La miniera di Salafossa rappresentava qualche anno fa in Comelico un'importante fetta dell'economia, che oggi non c'è più. Venti anni di intensa attività, fra il 1966 e il 1986; oltre 250 addetti fra minatori (la maggior parte ovviamente) ed esterni addetti agli impianti, ai trasporti, agli uffici; una ricchezza diffusa che garantiva stipendi ben più alti di quelli dell'industria. Poi, nel 1986, la definitiva chiusura.

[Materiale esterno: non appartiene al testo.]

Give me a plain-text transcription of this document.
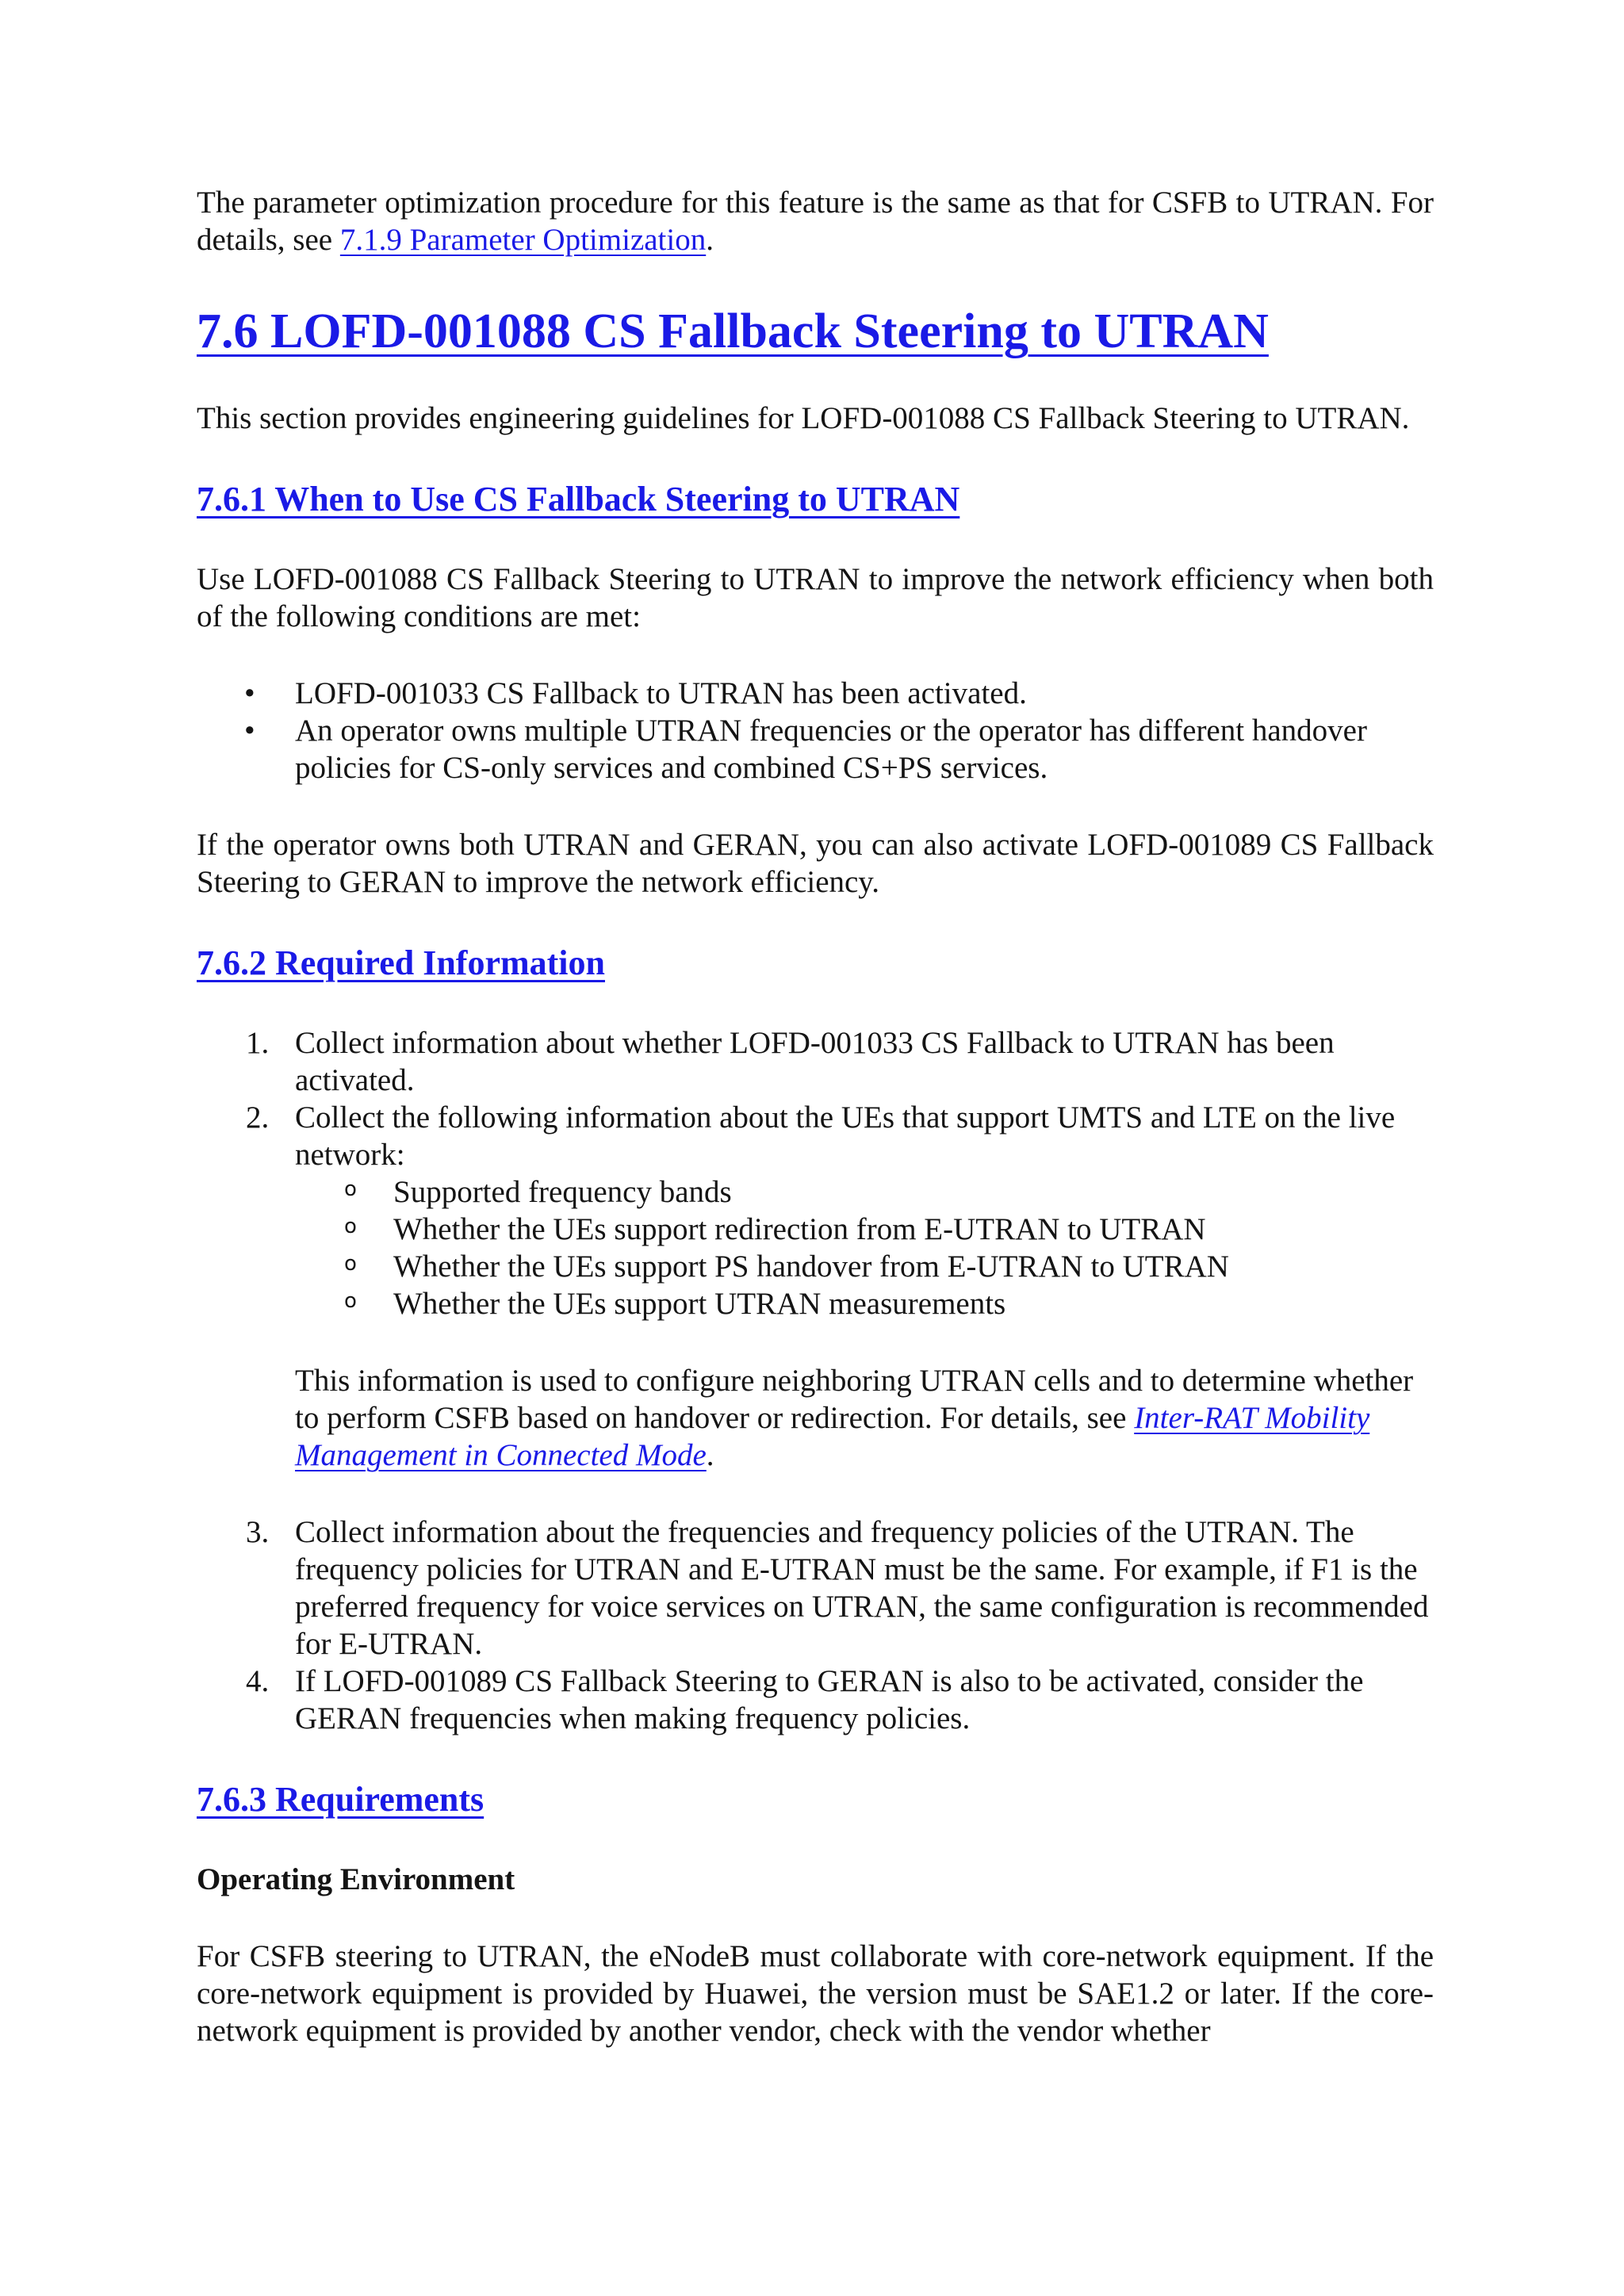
The parameter optimization procedure for this feature is the same as that for CSFB to UTRAN. For details, see 7.1.9 Parameter Optimization.

7.6 LOFD-001088 CS Fallback Steering to UTRAN

This section provides engineering guidelines for LOFD-001088 CS Fallback Steering to UTRAN.

7.6.1 When to Use CS Fallback Steering to UTRAN

Use LOFD-001088 CS Fallback Steering to UTRAN to improve the network efficiency when both of the following conditions are met:

• LOFD-001033 CS Fallback to UTRAN has been activated.
• An operator owns multiple UTRAN frequencies or the operator has different handover policies for CS-only services and combined CS+PS services.

If the operator owns both UTRAN and GERAN, you can also activate LOFD-001089 CS Fallback Steering to GERAN to improve the network efficiency.

7.6.2 Required Information
1. Collect information about whether LOFD-001033 CS Fallback to UTRAN has been activated.
2. Collect the following information about the UEs that support UMTS and LTE on the live network:
o Supported frequency bands
o Whether the UEs support redirection from E-UTRAN to UTRAN
o Whether the UEs support PS handover from E-UTRAN to UTRAN
o Whether the UEs support UTRAN measurements

This information is used to configure neighboring UTRAN cells and to determine whether to perform CSFB based on handover or redirection. For details, see Inter-RAT Mobility Management in Connected Mode.

3. Collect information about the frequencies and frequency policies of the UTRAN. The frequency policies for UTRAN and E-UTRAN must be the same. For example, if F1 is the preferred frequency for voice services on UTRAN, the same configuration is recommended for E-UTRAN.
4. If LOFD-001089 CS Fallback Steering to GERAN is also to be activated, consider the GERAN frequencies when making frequency policies.
7.6.3 Requirements

Operating Environment

For CSFB steering to UTRAN, the eNodeB must collaborate with core-network equipment. If the core-network equipment is provided by Huawei, the version must be SAE1.2 or later. If the core-network equipment is provided by another vendor, check with the vendor whether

«È finita come finiscono tutte le belle storie», ricorda Danilo Zandonella Piton che di quella miniera è stato a lungo dirigente responsabile delle manutenzioni, dell'officina meccanica ed elettrica e della produzione esterna, «e guardi che la nostra miniera non era particolarmente ricca di metallo; ma quello che l'ha resa davvero redditizia per i proprietari è stato il lavoro duro, serio, professionale di chi ogni giorno prestava la sua opera con grande tenacia».

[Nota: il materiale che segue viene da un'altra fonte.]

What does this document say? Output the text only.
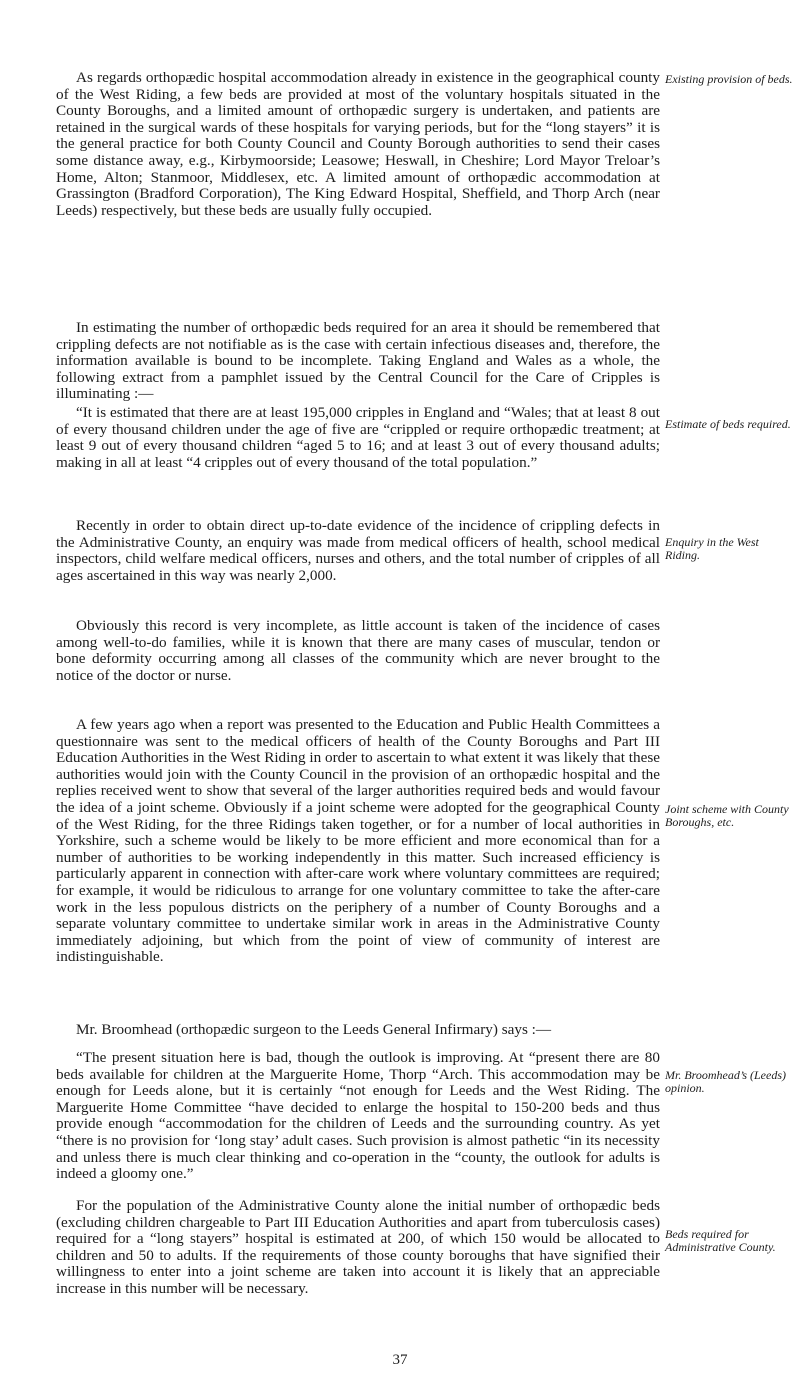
As regards orthopædic hospital accommodation already in existence in the geographical county of the West Riding, a few beds are provided at most of the voluntary hospitals situated in the County Boroughs, and a limited amount of orthopædic surgery is undertaken, and patients are retained in the surgical wards of these hospitals for varying periods, but for the “long stayers” it is the general practice for both County Council and County Borough authorities to send their cases some distance away, e.g., Kirbymoorside; Leasowe; Heswall, in Cheshire; Lord Mayor Treloar’s Home, Alton; Stanmoor, Middlesex, etc. A limited amount of orthopædic accommodation at Grassington (Bradford Corporation), The King Edward Hospital, Sheffield, and Thorp Arch (near Leeds) respectively, but these beds are usually fully occupied.

Existing provision of beds.

In estimating the number of orthopædic beds required for an area it should be remembered that crippling defects are not notifiable as is the case with certain infectious diseases and, therefore, the information available is bound to be incomplete. Taking England and Wales as a whole, the following extract from a pamphlet issued by the Central Council for the Care of Cripples is illuminating :—

“It is estimated that there are at least 195,000 cripples in England and “Wales; that at least 8 out of every thousand children under the age of five are “crippled or require orthopædic treatment; at least 9 out of every thousand children “aged 5 to 16; and at least 3 out of every thousand adults; making in all at least “4 cripples out of every thousand of the total population.”

Estimate of beds required.

Recently in order to obtain direct up-to-date evidence of the incidence of crippling defects in the Administrative County, an enquiry was made from medical officers of health, school medical inspectors, child welfare medical officers, nurses and others, and the total number of cripples of all ages ascertained in this way was nearly 2,000.

Enquiry in the West Riding.

Obviously this record is very incomplete, as little account is taken of the incidence of cases among well-to-do families, while it is known that there are many cases of muscular, tendon or bone deformity occurring among all classes of the community which are never brought to the notice of the doctor or nurse.

A few years ago when a report was presented to the Education and Public Health Committees a questionnaire was sent to the medical officers of health of the County Boroughs and Part III Education Authorities in the West Riding in order to ascertain to what extent it was likely that these authorities would join with the County Council in the provision of an orthopædic hospital and the replies received went to show that several of the larger authorities required beds and would favour the idea of a joint scheme. Obviously if a joint scheme were adopted for the geographical County of the West Riding, for the three Ridings taken together, or for a number of local authorities in Yorkshire, such a scheme would be likely to be more efficient and more economical than for a number of authorities to be working independently in this matter. Such increased efficiency is particularly apparent in connection with after-care work where voluntary committees are required; for example, it would be ridiculous to arrange for one voluntary committee to take the after-care work in the less populous districts on the periphery of a number of County Boroughs and a separate voluntary committee to undertake similar work in areas in the Administrative County immediately adjoining, but which from the point of view of community of interest are indistinguishable.

Joint scheme with County Boroughs, etc.

Mr. Broomhead (orthopædic surgeon to the Leeds General Infirmary) says :—

“The present situation here is bad, though the outlook is improving. At “present there are 80 beds available for children at the Marguerite Home, Thorp “Arch. This accommodation may be enough for Leeds alone, but it is certainly “not enough for Leeds and the West Riding. The Marguerite Home Committee “have decided to enlarge the hospital to 150-200 beds and thus provide enough “accommodation for the children of Leeds and the surrounding country. As yet “there is no provision for ‘long stay’ adult cases. Such provision is almost pathetic “in its necessity and unless there is much clear thinking and co-operation in the “county, the outlook for adults is indeed a gloomy one.”

Mr. Broomhead’s (Leeds) opinion.

For the population of the Administrative County alone the initial number of orthopædic beds (excluding children chargeable to Part III Education Authorities and apart from tuberculosis cases) required for a “long stayers” hospital is estimated at 200, of which 150 would be allocated to children and 50 to adults. If the requirements of those county boroughs that have signified their willingness to enter into a joint scheme are taken into account it is likely that an appreciable increase in this number will be necessary.

Beds required for Administrative County.
37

Il giacimento vero e proprio era rappresentato da una sorta di fuso incastrato orizzontalmente nella montagna sulla strada che da San Pietro va verso Sappada, lungo 650 metri, con un'altezza variabile fra 40 e 60 metri ed una profondità da 80 a 200 metri. Dal materiale grezzo che veniva estratto si ricavavano appena il 4,7% di zinco e lo 0,91% di piombo. «Eppure, pur con queste basse percentuali, la miniera era assai produttiva perché si ricavavano mediamente all'anno 500/600.000 tonnellate di grezzo (di cui 50.000 tonnellate di zinco pari a circa il 25% della produzione nazionale e 7/8000 di piombo, ndr). Tanto per avere un'idea», continua Zandonella Piton, «in una miniera della stessa società, a Ingurtosu in Sardegna, si produceva la metà del grezzo (250.000 tonnellate, ndr) con tre volte il personale (850 addetti, ndr)». Così, nel 1981, nel corso dei festeggiamenti per i 100 anni della sua costituzione, la società proprietaria Pennaroya, francese, poteva scrivere testualmente: “Questa miniera relativamente povera, ma ben meccanizzata, sorretta da un ottimo personale locale, ha dato buoni risultati». Con queste cifre, Salafossa rappresentava la più importante attività economica della zona. All'interno si contavano 32 km di gallerie, 5 km di fornelli (gallerie verticali per il passaggio da un piano all'altro) e 3 km di fornelloni, che servivano per scaricare il materiale abbattuto.